First post on California’s Early Assessment Program

Posted by guest blogger Matthew Rosin, senior research associate, EdSource (Mountain View, CA).

California’s Early Assessment Program (EAP) has been cited as a potential model for other states hoping to align their high school standards and assessments with the placement expectations of their postsecondary institutions, and for sending students early signals about their preparedness to enter college without remediation in English and mathematics. Begun through partnership between the California State University (CSU), the California Department of Education and the California State Board of Education, California lawmakers also recently provided for the state’s community colleges to voluntarily participate in the EAP beginning this academic year.

The next several blog posts will explore how EAP tests are offered in grade 11 in English language arts and mathematics, what this means for student participation, and how this relates to the missions of different postsecondary institutions in California—all important issues with implications for other states that might wish to adapt the EAP to their own contexts. These posts will draw from EdSource’s November 2008 report, High School to Community College: New Efforts to Build Shared Expectations.

First, some background on the EAP is important. Offered for the first time in spring 2004, the EAP enabled CSU to provide California high school students with early feedback—during the summer before their senior years—about their preparedness for college-level classes in English and math. By giving high school students one year to become better prepared if needed, EAP developers hoped to reduce the proportion of incoming CSU students who need remediation in these subjects.

The developers of the EAP found that CSU’s placement expectations and the state’s K-12 standards for English and mathematics were aligned, but that CSU’s placement tests and the state’s high school assessments—the California Standards Tests (CSTs)—did not always emphasize the same things. The solution: give 11th graders the option to take expanded versions of CSTs in English and math. This decision avoided the need to develop yet another set of tests and standards to which students and teachers would need to respond.

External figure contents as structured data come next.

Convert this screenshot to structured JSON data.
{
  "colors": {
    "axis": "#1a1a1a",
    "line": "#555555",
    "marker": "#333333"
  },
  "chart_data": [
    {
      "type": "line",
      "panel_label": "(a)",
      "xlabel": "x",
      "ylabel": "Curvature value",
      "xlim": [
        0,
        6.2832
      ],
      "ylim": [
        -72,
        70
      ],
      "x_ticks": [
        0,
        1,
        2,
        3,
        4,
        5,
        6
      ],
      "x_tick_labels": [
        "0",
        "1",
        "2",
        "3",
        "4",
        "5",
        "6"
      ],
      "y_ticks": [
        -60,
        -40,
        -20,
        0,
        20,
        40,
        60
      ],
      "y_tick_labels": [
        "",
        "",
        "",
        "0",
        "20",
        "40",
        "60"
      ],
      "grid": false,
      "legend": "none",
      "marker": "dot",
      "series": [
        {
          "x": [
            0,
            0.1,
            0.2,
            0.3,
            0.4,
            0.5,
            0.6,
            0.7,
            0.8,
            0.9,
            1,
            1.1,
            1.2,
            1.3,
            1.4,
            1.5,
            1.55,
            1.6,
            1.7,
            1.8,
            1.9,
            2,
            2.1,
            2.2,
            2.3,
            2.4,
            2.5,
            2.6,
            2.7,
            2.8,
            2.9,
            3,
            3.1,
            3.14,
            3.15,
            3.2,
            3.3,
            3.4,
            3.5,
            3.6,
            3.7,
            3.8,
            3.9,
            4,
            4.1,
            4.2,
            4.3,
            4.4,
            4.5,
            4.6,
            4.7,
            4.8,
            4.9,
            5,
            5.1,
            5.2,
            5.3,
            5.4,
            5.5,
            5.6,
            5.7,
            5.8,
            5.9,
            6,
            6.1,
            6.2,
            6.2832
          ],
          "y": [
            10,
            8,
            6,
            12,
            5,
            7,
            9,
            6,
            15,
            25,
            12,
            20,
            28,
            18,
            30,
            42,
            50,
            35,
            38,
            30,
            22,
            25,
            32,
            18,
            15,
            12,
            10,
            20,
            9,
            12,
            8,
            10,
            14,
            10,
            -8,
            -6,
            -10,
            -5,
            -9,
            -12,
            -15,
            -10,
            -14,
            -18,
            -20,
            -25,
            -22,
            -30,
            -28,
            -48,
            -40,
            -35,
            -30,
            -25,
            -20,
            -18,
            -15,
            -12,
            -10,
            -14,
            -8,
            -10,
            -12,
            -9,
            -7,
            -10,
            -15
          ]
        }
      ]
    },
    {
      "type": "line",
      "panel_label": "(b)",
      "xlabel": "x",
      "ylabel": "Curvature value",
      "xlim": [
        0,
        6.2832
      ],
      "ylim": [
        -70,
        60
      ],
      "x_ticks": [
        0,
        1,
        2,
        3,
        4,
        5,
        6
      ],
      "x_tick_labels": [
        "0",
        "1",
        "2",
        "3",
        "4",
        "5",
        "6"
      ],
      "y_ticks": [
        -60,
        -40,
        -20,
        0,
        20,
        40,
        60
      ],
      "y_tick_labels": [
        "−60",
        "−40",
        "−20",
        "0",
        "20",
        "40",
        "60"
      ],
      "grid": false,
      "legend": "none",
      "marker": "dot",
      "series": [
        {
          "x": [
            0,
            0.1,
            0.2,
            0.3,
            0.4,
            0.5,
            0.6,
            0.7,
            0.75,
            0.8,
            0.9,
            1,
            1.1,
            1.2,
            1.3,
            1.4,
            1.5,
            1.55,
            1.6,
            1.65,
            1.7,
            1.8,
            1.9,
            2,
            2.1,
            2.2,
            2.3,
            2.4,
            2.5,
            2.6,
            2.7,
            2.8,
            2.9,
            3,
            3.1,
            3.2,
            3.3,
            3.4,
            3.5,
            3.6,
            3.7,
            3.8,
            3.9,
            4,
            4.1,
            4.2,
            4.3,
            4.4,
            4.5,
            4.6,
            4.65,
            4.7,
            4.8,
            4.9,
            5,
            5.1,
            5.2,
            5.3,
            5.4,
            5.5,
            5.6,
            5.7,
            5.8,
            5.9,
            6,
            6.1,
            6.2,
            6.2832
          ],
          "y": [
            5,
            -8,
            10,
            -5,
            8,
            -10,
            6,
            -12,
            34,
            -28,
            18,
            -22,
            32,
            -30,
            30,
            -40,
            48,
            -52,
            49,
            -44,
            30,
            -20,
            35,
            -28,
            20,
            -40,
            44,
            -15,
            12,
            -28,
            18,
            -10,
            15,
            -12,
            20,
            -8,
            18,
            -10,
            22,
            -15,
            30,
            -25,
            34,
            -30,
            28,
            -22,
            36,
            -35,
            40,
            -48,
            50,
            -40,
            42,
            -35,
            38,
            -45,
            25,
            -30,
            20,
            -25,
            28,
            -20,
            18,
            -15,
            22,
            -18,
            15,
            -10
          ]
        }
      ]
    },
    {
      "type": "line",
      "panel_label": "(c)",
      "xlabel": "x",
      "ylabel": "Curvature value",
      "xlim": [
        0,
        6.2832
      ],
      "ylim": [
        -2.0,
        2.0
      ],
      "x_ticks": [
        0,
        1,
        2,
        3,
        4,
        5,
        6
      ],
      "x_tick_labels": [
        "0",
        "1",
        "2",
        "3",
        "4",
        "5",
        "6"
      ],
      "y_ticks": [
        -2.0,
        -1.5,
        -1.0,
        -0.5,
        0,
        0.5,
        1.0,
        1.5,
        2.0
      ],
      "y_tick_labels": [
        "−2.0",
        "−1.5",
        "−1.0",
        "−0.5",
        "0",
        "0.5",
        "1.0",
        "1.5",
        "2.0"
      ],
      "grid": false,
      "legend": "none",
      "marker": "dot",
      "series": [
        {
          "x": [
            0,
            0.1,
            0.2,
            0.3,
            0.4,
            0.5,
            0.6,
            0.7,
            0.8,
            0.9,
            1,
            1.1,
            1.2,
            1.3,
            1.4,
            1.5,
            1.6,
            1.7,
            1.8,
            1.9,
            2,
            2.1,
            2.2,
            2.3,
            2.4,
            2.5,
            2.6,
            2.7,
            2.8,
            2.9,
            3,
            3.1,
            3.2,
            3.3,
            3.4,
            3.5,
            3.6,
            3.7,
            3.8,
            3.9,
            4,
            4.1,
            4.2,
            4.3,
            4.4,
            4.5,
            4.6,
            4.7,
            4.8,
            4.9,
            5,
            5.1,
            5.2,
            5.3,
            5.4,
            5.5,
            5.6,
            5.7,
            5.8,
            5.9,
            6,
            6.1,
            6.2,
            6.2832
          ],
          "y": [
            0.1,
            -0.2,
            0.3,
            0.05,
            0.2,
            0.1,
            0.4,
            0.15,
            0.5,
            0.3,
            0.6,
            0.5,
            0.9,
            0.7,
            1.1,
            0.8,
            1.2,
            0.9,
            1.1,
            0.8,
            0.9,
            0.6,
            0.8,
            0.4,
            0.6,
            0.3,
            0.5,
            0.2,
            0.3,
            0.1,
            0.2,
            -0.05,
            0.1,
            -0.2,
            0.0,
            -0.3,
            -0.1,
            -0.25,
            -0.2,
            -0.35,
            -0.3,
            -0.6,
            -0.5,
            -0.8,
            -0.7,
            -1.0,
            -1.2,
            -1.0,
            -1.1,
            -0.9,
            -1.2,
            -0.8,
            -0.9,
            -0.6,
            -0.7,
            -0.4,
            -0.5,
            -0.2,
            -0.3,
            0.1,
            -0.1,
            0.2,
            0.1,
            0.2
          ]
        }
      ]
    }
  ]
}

The EAP has three components:

  • Augmented versions of certain CSTs in grade 11. Students who do well on an EAP test are considered on track to be ready for college and are exempted from placement testing in English and/or math at CSU. In mathematics, students can also receive a “conditional” exemption from placement testing that is contingent on an additional year of mathematics during their senior year of high school.
  • Assistance for students in grade 12 who need additional preparation, including additional coursework in English language arts and online services in mathematics. For example, the Expository Reading and Writing Course (ERWC) is designed to help high school students develop as readers and writers of exposition, analysis, and argument—skills that will be expected frequently in college courses.
  • Professional development for high school teachers to build their capacity to improve students’ college readiness, including preparation to teach the ERWC.

In the next post, we will take a closer look at how the EAP test is offered in English language arts. Subsequent posts will examine how EAP tests are offered in mathematics, and what this means for California’s recent expansion of the EAP to include voluntary participation by the state’s open-access community colleges.